What about http://documentation.xojo.com/index.php/Serial.LineStateChanged

It would be great if the state of XOFF/XON could be checked that way. Unfortunately, LineStateChanged can only be used with actual hardware lines, such as RTS, CTS, DTR, DSR, DCD, and RI. I would love for the Serial control to have an event that fires when the XON/XOFF state changes. Perhaps it’s time I created a feature request in Feedback.

I created a feature request. Please sign on if you would like an XON/XOFF event or status property added to the serial control.

<https://xojo.com/issue/46421>

Personally, I would consider this a bug in the Mac hardware. XON/XOFF characters shouldn’t leak through.

And just curious, Why would you need to know the state of the underlying hardware’s handshake?

Yeah, I tend to agree. I hope they don’t fix it :slight_smile: . It does come in handy in this case.

My app is a serial utility that allows hobbyists and developers to communicate with their serial hardware, whatever that may be. Some may choose to use handshaking for their communication. For development and debugging purposes it is crucial to have visibility into what is going on. Hardware flow control can easily be monitored with both visual indicators in my tool as well as physically probing the status lines with e.g. an oscilloscope or LEDs connected to these lines. With XON flow control, however, there is no physical means to determine if the target has issued XOFF to halt transmission flow. Thus, one might argue that being able to determine the state of such a handshake in software is even more critical.

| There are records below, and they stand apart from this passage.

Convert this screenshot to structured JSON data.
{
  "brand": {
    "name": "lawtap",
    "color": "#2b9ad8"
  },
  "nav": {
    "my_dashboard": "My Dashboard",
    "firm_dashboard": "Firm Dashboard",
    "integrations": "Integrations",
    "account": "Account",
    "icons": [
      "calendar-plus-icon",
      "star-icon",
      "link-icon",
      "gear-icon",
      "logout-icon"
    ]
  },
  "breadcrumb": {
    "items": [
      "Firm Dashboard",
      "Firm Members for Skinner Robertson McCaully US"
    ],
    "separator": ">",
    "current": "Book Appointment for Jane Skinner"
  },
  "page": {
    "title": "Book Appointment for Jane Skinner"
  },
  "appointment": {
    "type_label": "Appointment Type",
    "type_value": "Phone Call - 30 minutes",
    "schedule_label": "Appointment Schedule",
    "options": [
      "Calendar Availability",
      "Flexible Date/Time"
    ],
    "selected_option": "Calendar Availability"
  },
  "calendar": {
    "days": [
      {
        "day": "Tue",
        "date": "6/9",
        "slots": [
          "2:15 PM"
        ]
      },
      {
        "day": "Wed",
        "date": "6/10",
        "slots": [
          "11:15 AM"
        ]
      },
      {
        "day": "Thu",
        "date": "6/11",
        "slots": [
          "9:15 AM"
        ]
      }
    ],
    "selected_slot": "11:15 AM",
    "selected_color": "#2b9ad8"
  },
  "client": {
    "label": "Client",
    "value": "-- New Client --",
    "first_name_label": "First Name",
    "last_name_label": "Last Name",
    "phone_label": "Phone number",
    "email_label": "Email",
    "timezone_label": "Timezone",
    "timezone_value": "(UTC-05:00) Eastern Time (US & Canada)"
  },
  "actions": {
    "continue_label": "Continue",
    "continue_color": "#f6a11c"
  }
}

Personally, I don’t use XON/XOFF for any of my own hardware, but some of my users do, and I would like to be able to offer the capability to monitor the status of XON/XOFF the same way I offer visibility into the physical status lines.

I have been using the Serial control for some time. I had some problems with it recently when I tried using DTR control to cause a reset of an Arduino. Aside from the fact the related properties were not well documented, also I may have come across a bug which I have not yet confirmed. That is, having toggled the DTR line (using the DataTerminalReady property), then the Serial.DataAvailable event would not fire on the port.

Also, I hired someone to figure out how to create a virtual serial port in OSX, which he succeeded in doing with some Posix calls in C. That was great, it worked fine opening another terminal and using “screen” to talk to it. But for some reason when I opened that virtual port in Xojo, Xojo would not transmit to the virtual port. The virtual port transmitted to Xojo just fine. So another mystery with regard to Serial.

My conclusion currently is that Serial is dodgy. I think the answer is to deal with serial comm at a lower level ie address the OS APIs directly. I don’t know how to do this but apparently I need to learn.

I’ve used many serial devices and never had any issues.
Arduino, Raspberry Pi, RFID devices, Custom hardware.

Xon/Xoff is never used here. Virtual Serial Devices are supported by OS X.

Or download VCP drivers and reboot the mac.
Rs232 to usb works fine too.

After testing different USB/Serial adapters, it appears that this is rather a “bug” with the USB/Serial hardware/driver as opposed to OS X. The behavior where XON/XOFF characters leak through when software flow control is enabled happens with FTDI and Prolific devices on Mac OS X but not with Keyspan and Silabs C2104. Thus, monitoring for XON/XOFF to determine if the target has issued a flow control character is not something one can depend on, not even on the Mac.